I think dnvlist_take_descriptor() would be more appropriate. The _get flavour dup()s the copy in the nvlist itself and returns that, so _take avoids an extra system call.

168

I'd suggest casting the return value of dup() and dup2() to void to indicate that we're intentionally ignoring the return values.

lib/libcasper/services/cap_syslog/cap_syslog.c
164

I thought nvlist_add_descriptor() was the only one that does any dup'ing?
The manpage at least indicates that [d]nvlist_get_descriptor() returns an immutable descriptor still owned by the nvlist (which should be fine here since we're just going to dup2() to stderr anyway). With dnvlist_take_descriptor(), we'd also need to close() the returned fd.

lib/libcasper/services/cap_syslog/cap_syslog.c
164

Sorry, you're right.

Designate ignored return values

This revision is now accepted and ready to land.Feb 3 2019, 7:36 PM
oshogbo requested changes to this revision.Feb 5 2019, 8:33 AM
oshogbo added inline comments.
lib/libcasper/services/cap_syslog/cap_syslog.c
91

This is incorrect according to style 9.

170

Dose it work?
While changing those descriptors you may change internal Casper descriptors. This is why you should have the CASPER_SERVICE_STDIO to reserve those descriptors.
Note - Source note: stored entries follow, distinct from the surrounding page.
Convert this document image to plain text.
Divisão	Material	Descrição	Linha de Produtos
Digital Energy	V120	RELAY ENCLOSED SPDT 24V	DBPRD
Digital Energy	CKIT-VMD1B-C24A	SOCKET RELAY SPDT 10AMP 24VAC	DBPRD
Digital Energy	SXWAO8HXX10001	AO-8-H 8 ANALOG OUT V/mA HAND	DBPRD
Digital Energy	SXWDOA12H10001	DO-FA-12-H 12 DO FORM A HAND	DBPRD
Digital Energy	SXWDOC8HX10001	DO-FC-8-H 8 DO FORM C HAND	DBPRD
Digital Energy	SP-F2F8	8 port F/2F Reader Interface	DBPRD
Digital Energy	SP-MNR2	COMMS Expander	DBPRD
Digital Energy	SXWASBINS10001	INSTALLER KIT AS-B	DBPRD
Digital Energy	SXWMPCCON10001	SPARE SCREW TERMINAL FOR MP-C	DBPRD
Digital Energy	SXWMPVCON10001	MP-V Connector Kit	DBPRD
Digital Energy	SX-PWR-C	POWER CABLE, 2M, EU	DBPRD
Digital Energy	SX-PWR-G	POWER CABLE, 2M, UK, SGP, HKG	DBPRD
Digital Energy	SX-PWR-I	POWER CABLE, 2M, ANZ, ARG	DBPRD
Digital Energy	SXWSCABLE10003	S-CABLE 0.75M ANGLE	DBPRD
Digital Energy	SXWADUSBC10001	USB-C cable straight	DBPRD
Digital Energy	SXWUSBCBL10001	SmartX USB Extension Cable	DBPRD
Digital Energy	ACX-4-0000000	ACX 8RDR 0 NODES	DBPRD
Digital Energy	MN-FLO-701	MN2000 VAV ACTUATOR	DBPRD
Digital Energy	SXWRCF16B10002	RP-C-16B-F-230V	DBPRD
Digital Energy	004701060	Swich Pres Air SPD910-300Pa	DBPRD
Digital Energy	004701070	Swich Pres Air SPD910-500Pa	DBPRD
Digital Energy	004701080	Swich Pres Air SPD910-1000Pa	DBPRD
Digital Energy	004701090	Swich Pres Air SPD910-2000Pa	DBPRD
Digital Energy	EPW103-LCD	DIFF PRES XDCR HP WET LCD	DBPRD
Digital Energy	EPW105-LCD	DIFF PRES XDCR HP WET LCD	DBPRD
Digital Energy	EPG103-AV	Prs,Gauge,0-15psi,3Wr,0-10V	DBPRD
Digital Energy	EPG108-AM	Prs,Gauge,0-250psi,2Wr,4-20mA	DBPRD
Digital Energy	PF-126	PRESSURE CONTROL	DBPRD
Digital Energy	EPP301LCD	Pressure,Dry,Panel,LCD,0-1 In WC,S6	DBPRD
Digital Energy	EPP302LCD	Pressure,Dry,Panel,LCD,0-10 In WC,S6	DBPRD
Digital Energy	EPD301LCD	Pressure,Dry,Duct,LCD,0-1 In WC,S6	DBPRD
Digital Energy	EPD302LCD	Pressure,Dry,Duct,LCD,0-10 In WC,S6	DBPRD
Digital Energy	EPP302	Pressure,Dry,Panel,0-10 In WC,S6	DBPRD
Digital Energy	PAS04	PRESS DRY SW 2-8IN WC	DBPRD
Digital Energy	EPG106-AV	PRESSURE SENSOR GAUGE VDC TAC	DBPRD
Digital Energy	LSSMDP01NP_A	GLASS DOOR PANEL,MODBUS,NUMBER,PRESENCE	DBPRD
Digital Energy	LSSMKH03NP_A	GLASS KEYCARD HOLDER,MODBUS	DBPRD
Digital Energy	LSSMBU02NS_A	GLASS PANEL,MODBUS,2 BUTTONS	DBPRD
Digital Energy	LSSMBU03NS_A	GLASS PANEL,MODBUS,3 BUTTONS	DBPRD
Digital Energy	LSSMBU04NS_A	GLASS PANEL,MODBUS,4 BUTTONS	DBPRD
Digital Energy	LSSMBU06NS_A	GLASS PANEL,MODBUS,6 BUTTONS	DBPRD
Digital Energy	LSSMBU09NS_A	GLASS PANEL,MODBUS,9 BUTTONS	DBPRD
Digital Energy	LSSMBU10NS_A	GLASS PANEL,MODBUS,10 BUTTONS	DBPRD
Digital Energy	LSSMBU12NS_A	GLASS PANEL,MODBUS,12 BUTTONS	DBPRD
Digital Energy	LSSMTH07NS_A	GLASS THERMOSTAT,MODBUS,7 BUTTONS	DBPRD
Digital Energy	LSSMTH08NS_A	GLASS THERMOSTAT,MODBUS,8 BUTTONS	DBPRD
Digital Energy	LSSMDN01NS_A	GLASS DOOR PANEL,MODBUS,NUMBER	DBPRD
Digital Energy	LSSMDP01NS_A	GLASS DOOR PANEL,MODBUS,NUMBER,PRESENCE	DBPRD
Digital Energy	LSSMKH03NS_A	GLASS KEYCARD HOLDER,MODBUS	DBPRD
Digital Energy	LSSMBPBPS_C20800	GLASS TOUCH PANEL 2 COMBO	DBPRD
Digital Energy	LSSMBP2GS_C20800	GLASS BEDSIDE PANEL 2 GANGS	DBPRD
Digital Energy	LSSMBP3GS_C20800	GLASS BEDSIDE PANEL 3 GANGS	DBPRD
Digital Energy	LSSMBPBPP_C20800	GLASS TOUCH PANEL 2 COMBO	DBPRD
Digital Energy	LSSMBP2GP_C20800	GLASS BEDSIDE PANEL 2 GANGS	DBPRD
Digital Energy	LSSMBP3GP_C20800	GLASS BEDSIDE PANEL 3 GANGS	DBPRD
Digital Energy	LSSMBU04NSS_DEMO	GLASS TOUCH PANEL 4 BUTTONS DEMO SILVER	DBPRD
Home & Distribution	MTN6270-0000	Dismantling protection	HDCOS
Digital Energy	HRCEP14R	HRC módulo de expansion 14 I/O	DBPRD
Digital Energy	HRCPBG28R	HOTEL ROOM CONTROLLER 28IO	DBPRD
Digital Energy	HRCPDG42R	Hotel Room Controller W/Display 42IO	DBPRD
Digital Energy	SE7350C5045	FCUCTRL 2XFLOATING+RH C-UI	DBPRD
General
This revision now requires changes to proceed.Feb 5 2019, 8:33 AM

@markj The cap_fileargs have the STDIO because people do very strange hacks. For example wc /dev/fd/0 or open('/dev/fd/0') or open('/dev/stdio'). We also don't close any descriptors because people do stuff like wc <(ls) which is translated to wc /dev/fd/3.

oshogbo added inline comments.
lib/libcasper/services/cap_syslog/cap_syslog.c
170

Oh sorry I forgot that Casper reserve those for you. Doing /dev/null on them. Sorry LGTM.

This revision is now accepted and ready to land.Feb 5 2019, 8:39 AM
This revision was automatically updated to reflect the committed changes.